No One But You has a rich harmonic background and a flowing melodic line. The coda is quiet and rather reluctant, as though the story were too beautiful to end so soon. In the waltz, Caress, the orchestration is clear and light, the pizzicato string accompaniment full of grace. The run for the flutes, at the end, is tender and tantalizing.

Another bit of musical poetry, Blue is the Night, is one of the most interesting from the compositional point of view. The rapturous melody, first played by alto saxophone, contains some unusual melodic skips, and the shifting impressionistic color is due to the use of a modal scale (neither exactly major nor minor). In the background there is an elusive bongo beat.
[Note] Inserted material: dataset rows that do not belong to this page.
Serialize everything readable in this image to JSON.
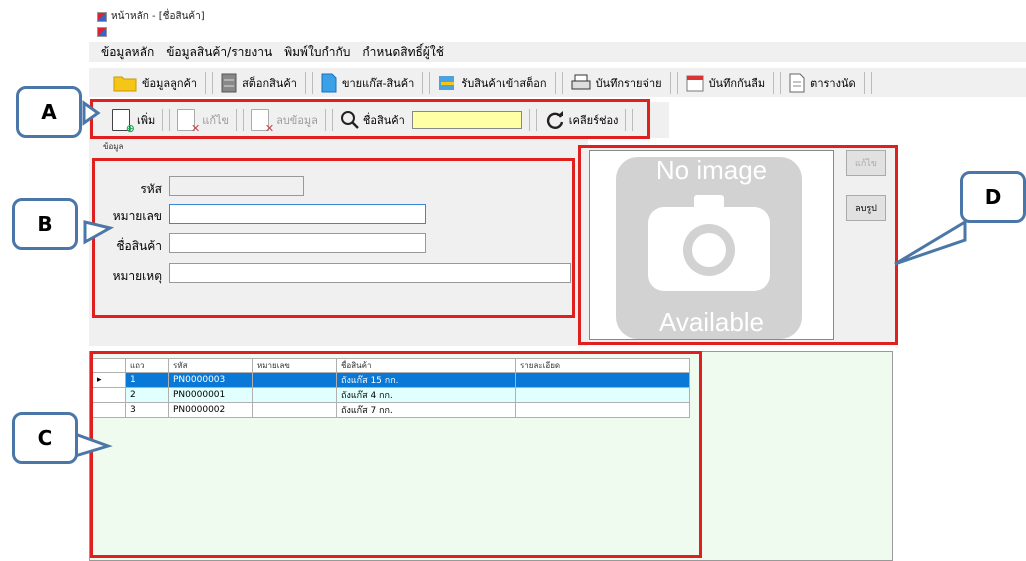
{
  "window": {
    "title": "หน้าหลัก - [ชื่อสินค้า]"
  },
  "menu": [
    "ข้อมูลหลัก",
    "ข้อมูลสินค้า/รายงาน",
    "พิมพ์ใบกำกับ",
    "กำหนดสิทธิ์ผู้ใช้"
  ],
  "toolbar1": [
    {
      "label": "ข้อมูลลูกค้า",
      "icon": "folder-icon"
    },
    {
      "label": "สต็อกสินค้า",
      "icon": "cabinet-icon"
    },
    {
      "label": "ขายแก๊ส-สินค้า",
      "icon": "document-icon"
    },
    {
      "label": "รับสินค้าเข้าสต็อก",
      "icon": "stack-icon"
    },
    {
      "label": "บันทึกรายจ่าย",
      "icon": "printer-icon"
    },
    {
      "label": "บันทึกกันลืม",
      "icon": "calendar-icon"
    },
    {
      "label": "ตารางนัด",
      "icon": "note-icon"
    }
  ],
  "toolbar2": {
    "add": "เพิ่ม",
    "edit": "แก้ไข",
    "delete": "ลบข้อมูล",
    "search_label": "ชื่อสินค้า",
    "search_value": "",
    "clear": "เคลียร์ช่อง"
  },
  "form": {
    "group_label": "ข้อมูล",
    "code_label": "รหัส",
    "code_value": "",
    "number_label": "หมายเลข",
    "number_value": "",
    "name_label": "ชื่อสินค้า",
    "name_value": "",
    "note_label": "หมายเหตุ",
    "note_value": ""
  },
  "photo": {
    "line1": "No image",
    "line2": "Available",
    "edit_btn": "แก้ไข",
    "delete_btn": "ลบรูป"
  },
  "grid": {
    "columns": [
      "แถว",
      "รหัส",
      "หมายเลข",
      "ชื่อสินค้า",
      "รายละเอียด"
    ],
    "rows": [
      {
        "row": "1",
        "code": "PN0000003",
        "number": "",
        "name": "ถังแก๊ส 15 กก.",
        "detail": ""
      },
      {
        "row": "2",
        "code": "PN0000001",
        "number": "",
        "name": "ถังแก๊ส 4 กก.",
        "detail": ""
      },
      {
        "row": "3",
        "code": "PN0000002",
        "number": "",
        "name": "ถังแก๊ส 7 กก.",
        "detail": ""
      }
    ]
  },
  "callouts": {
    "a": "A",
    "b": "B",
    "c": "C",
    "d": "D"
  },
  "colors": {
    "highlight": "#e0201e",
    "callout_border": "#4a76a8",
    "selected_row": "#0a78d7",
    "search_bg": "#ffffa6"
  }
}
Bouquet is lush, heady, romantic. Originally composed for the album of the same name and performed by the Percy Faith Strings, it is a fine example of the well-known Faith “sound.”

Souvenir is a piece in continental style, originally composed for Percy’s album “Bon Voyage.” It’s nostalgic melody is heard first in violas and saxophone in the minor, then repeated high in the strings in major. The coda, pizzicato, suggests an Italian folk song refrain, in which there are no words save the characteristic “la la.” The rhythm is the beguine, an equivalent of which can be found in France and Italy.